Post-tensioned vs. conventional slabs — why it matters for repair
Many Austin slabs built since the 1990s, especially larger or newer homes, are post-tensioned (PT) rather than conventionally reinforced with plain rebar. A PT slab has steel cables (tendons) run through it and stressed after the concrete cures, putting the whole slab under compression — which resists the cracking and bending expansive clay tends to cause far better than a plain rebar slab does.
The repair-relevant catch: those tendons stay live under tension inside the slab for its life. Before any drilling, coring, or interior piering, a competent crew locates them first (with ground-penetrating radar or a tendon locator) and works around them — cutting a live tendon is a real safety and structural risk, which is exactly why the Post-Tensioning Institute publishes field guidance for modifying PT structures. If you’re not sure whether your slab is post-tensioned, your original building plans (or an inspector) will tell you; it changes how piers or access points get placed, not whether repair is needed.
What it costs and what protects the repair
Budget $4,000–$12,000 for a typical Austin slab repair; see the full cost guide for the breakdown. Whatever you spend on piers, protect it by controlling water — grading, gutters, and steady summer foundation watering keep the clay’s moisture stable so new low spots don’t develop. Compare your options in pier & beam vs. slab.
Frequently asked questions
How do you repair a slab foundation?
By underpinning it: a contractor installs piers (pressed concrete or steel) at intervals beneath the slab's perimeter, then uses them to lift the settled areas back toward level and hold them there. Interior piering through the slab is used when the center has dropped.
How much does slab foundation repair cost in Austin?
Most slab repairs run $4,000–$12,000. The driver is pier count — 8 to 20 piers is typical — at roughly $300–$800 per pressed-concrete pier or $1,200–$2,500 per steel pier.
Can a slab foundation be fixed permanently?

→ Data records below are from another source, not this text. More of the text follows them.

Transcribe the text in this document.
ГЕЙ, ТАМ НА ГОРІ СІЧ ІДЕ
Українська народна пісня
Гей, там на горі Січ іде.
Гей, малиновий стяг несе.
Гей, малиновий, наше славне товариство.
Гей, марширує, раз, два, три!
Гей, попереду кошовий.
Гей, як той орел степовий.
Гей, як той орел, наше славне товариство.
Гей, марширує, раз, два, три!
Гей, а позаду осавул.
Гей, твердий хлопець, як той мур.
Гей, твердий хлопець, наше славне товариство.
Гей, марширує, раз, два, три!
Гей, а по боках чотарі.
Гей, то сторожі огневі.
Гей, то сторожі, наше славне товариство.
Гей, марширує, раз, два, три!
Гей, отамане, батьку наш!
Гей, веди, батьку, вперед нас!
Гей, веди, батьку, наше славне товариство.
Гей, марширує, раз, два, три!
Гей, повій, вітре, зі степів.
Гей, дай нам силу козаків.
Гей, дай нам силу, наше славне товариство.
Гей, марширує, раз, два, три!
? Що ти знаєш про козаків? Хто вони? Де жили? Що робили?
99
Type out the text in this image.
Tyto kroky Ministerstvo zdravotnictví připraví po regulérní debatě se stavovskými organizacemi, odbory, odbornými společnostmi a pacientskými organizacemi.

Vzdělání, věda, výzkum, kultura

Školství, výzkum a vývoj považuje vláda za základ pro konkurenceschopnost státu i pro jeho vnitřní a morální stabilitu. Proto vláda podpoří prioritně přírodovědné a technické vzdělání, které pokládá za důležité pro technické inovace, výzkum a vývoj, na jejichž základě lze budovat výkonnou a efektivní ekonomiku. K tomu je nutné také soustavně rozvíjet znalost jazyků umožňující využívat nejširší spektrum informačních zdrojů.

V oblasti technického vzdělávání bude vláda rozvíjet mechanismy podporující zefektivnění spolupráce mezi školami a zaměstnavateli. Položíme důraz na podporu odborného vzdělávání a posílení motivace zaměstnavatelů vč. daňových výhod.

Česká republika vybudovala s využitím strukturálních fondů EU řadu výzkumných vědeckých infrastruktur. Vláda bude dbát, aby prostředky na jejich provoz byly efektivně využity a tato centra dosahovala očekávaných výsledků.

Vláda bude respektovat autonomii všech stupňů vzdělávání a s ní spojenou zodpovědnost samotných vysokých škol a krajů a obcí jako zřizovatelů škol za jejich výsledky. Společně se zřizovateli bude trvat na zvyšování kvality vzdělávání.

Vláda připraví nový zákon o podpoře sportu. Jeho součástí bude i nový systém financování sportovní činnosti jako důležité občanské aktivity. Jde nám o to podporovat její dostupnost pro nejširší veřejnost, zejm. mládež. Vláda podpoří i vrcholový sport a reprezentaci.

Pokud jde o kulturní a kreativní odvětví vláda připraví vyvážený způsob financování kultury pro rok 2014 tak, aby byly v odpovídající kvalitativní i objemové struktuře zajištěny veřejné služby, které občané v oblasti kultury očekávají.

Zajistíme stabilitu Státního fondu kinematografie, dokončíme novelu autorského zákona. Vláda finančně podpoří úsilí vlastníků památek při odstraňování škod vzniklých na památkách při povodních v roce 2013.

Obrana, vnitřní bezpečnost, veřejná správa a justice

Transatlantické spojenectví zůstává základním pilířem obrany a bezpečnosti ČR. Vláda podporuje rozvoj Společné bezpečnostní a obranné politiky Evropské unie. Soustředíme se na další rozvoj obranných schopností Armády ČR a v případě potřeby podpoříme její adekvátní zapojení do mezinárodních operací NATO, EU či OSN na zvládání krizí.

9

Piering can permanently stabilize the settled areas, and reputable companies back it with a transferable warranty. But because the surrounding clay keeps moving, controlling water with drainage and consistent foundation watering is essential to prevent new problem areas.
What causes slab foundations to fail in Texas?
Expansive clay. It swells when wet and shrinks in drought, repeatedly lifting and dropping the slab. Add poor drainage, large trees pulling moisture from the soil, or plumbing leaks, and movement accelerates.
Is my slab foundation post-tensioned?
Homes built in Austin from the 1990s onward, especially larger or newer construction, are more likely to be post-tensioned — check your original building plans or ask an inspector. It doesn't change whether repair is needed, but it changes how piers or plumbing access get installed, since the internal steel tendons must be located and avoided first.
Does a crack in my slab always mean foundation failure?
No. Hairline, straight cracks along a slab's control joints (the saw-cut lines) are normal shrinkage as concrete cures and aren't a foundation problem. Diagonal cracks that widen, track with door or window frame separation, or show up alongside sloping floors are the pattern worth having an engineer look at.